University of Melbourne

Are (Pandemic) Experts Control Freaks?

In this talk I critically analyze Stephen Hilgartner’s argument that it is unhelpful to claim there was some ‘pandemic playbook’ that Trump neglected to open, and this avoidance of plans accounts for the woeful pre-Biden US response to the pandemic. My point is not to lob another grenade into Trumpland. Trump and his cronies trash their own credibility. Instead, I ask what Hilgartner’s vision of medical expertise, and authoritative advice more generally, does in the world? Hilgarter had asked what expert authority does to the world, and he suggested expert authority ‘imagines’ citizens as docile objects to be managed, seeks to control and dominate publics, and aims to reassure citizens by attributing failure to components. I ask very simply: is this a boneheaded way to extend the insights of STS or what? I show that Hilgartner mischaracterizes the nature of medical judgements about collective social action, leading to a general view of expert authority that would delegitimate the very idea of trying to plan for anything. Hilgartner’s STS commits us to guidance as unfreedom and deference as anathema to autonomy; also known as neoliberal hogwash. I further show that Hilgartner misapplies disaster theory, thinking that disaster theory establishes that complex catastrophes are always system not component failures. I suggest Hilgartner’s turning of blame and responsibility into topics, not resources, ignores the recreancy concept within disaster theory and renders social actors immune from critical analysis. STS can and should do better.

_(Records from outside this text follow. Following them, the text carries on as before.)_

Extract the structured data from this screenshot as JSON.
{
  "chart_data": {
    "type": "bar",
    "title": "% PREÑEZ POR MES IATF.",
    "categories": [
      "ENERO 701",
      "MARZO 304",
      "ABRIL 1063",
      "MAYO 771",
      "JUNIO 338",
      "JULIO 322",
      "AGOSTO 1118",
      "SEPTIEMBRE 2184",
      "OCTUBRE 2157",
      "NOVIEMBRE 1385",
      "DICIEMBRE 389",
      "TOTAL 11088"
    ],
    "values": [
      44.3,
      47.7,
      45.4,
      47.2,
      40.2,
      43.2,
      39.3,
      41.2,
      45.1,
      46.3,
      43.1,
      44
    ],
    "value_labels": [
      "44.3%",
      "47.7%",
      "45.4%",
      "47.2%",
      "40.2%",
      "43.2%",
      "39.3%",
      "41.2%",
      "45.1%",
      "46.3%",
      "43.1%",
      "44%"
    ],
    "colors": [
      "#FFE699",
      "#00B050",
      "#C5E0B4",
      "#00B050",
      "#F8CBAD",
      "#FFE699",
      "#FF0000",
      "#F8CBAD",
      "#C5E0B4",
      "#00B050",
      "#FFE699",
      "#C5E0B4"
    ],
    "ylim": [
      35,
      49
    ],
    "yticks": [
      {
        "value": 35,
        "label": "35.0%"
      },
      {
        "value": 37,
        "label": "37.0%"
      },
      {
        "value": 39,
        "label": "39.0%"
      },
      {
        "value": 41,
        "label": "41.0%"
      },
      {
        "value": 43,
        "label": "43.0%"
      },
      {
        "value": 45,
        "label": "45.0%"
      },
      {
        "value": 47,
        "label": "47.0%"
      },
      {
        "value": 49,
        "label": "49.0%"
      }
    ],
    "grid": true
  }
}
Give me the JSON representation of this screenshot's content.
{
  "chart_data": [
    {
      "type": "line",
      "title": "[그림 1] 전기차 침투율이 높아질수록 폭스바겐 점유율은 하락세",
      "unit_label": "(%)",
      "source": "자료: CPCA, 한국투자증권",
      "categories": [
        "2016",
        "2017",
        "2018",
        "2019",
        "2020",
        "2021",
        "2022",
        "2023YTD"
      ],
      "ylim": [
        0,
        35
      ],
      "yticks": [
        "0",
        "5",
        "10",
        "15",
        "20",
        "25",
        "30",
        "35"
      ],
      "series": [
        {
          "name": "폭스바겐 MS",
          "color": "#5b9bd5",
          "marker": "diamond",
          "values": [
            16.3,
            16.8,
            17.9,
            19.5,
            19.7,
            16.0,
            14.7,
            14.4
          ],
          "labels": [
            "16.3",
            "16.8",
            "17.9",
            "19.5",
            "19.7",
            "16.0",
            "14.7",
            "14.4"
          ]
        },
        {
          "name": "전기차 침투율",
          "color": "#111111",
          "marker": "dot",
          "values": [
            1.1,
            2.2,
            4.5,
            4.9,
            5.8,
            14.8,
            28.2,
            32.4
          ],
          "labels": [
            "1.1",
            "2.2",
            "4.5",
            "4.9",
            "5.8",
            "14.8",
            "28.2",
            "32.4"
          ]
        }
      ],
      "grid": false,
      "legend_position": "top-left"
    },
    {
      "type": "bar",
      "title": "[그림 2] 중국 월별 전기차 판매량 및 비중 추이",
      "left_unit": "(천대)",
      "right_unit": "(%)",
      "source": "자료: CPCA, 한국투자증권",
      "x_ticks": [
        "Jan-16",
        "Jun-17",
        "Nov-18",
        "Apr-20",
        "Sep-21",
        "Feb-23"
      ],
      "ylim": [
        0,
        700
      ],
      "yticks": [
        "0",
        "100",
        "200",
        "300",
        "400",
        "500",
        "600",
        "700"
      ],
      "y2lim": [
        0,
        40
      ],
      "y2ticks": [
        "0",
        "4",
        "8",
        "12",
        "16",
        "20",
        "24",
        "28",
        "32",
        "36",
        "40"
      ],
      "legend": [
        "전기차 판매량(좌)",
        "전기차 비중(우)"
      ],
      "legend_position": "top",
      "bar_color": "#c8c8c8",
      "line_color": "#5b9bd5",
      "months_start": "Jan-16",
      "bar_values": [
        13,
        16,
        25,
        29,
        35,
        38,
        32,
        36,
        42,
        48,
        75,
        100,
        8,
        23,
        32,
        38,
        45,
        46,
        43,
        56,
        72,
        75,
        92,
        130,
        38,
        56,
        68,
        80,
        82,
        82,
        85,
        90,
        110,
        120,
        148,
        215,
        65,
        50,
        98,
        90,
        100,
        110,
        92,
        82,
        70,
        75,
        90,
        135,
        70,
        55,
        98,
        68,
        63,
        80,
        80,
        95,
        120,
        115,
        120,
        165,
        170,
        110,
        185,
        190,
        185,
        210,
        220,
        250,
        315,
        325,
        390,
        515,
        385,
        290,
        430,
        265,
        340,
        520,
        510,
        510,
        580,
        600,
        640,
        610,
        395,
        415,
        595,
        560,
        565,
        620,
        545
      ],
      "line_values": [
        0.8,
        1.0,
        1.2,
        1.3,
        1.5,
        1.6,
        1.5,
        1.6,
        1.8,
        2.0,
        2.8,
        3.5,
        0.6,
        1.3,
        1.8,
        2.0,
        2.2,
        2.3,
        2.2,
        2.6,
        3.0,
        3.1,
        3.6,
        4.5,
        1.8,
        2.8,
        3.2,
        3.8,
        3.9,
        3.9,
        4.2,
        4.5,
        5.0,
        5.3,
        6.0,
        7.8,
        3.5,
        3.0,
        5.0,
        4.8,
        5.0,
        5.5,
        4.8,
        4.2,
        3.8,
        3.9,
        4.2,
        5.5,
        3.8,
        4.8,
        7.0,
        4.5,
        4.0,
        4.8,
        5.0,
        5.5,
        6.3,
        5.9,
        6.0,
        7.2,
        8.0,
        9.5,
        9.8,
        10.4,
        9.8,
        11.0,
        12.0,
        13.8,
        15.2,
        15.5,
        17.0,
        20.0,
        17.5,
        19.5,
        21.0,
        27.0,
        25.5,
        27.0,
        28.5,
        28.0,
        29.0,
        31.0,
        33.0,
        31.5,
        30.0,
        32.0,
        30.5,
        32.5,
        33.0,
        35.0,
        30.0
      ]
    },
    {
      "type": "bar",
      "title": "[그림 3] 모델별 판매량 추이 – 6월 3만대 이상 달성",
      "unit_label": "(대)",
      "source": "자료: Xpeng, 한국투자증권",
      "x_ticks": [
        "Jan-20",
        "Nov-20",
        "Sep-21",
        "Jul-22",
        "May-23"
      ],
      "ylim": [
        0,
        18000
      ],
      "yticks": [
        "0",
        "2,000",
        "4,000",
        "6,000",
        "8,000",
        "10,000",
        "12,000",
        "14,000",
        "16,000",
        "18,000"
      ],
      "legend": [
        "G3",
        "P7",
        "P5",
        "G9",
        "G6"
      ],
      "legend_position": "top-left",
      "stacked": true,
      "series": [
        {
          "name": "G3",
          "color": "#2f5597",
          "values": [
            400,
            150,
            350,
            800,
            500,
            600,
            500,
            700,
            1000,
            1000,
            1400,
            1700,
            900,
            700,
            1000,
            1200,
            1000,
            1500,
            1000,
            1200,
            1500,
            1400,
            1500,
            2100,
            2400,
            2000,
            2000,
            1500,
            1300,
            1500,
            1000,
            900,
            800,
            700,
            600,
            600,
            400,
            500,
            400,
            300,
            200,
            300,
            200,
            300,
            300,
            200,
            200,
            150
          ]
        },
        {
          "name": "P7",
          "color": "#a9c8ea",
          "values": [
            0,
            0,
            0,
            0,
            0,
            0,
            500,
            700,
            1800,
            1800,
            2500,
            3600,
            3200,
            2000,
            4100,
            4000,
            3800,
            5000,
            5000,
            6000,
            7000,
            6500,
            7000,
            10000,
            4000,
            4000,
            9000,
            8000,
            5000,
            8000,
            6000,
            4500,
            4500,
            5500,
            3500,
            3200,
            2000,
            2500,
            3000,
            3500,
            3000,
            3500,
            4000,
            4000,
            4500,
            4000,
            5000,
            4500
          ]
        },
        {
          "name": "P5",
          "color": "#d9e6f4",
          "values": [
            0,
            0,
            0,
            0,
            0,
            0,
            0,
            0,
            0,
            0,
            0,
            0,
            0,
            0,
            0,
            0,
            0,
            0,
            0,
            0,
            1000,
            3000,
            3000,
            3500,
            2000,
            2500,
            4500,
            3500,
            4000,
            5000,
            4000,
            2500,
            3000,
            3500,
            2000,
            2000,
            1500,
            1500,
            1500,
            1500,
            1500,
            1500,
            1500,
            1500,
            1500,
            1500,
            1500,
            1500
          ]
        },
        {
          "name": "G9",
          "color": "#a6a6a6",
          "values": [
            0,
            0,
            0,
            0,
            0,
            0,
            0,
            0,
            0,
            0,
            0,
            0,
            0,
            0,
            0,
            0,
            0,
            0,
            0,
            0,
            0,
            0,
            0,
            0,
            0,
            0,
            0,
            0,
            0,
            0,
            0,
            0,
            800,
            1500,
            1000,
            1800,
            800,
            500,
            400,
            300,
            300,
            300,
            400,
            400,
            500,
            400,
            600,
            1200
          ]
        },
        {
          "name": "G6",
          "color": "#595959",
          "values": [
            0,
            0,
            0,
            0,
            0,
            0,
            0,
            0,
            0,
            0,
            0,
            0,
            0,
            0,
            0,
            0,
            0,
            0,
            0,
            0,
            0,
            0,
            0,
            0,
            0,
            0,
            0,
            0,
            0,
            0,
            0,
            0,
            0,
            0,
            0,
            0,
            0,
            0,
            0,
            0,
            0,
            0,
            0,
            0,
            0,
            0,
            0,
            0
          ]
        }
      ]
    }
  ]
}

Darrin Durant is a Senior Lecturer in STS at the University of Melbourne. Dr Durant has published widely on the problem of integrating expert and citizen input into deliberation and governance, and on energy politics (including nuclear waste disposal and nuclear power, climate change politics, and environmental governance). Recent works include the book Experts and the Will of the People (2020), and a series of book chapters on how not to ignore experts (The Third Wave in Science and Technology Studies (2019), experts within democracies (Oxford Handbook of Expertise (2021), and post-truth (Post-Truth Imaginations (2021).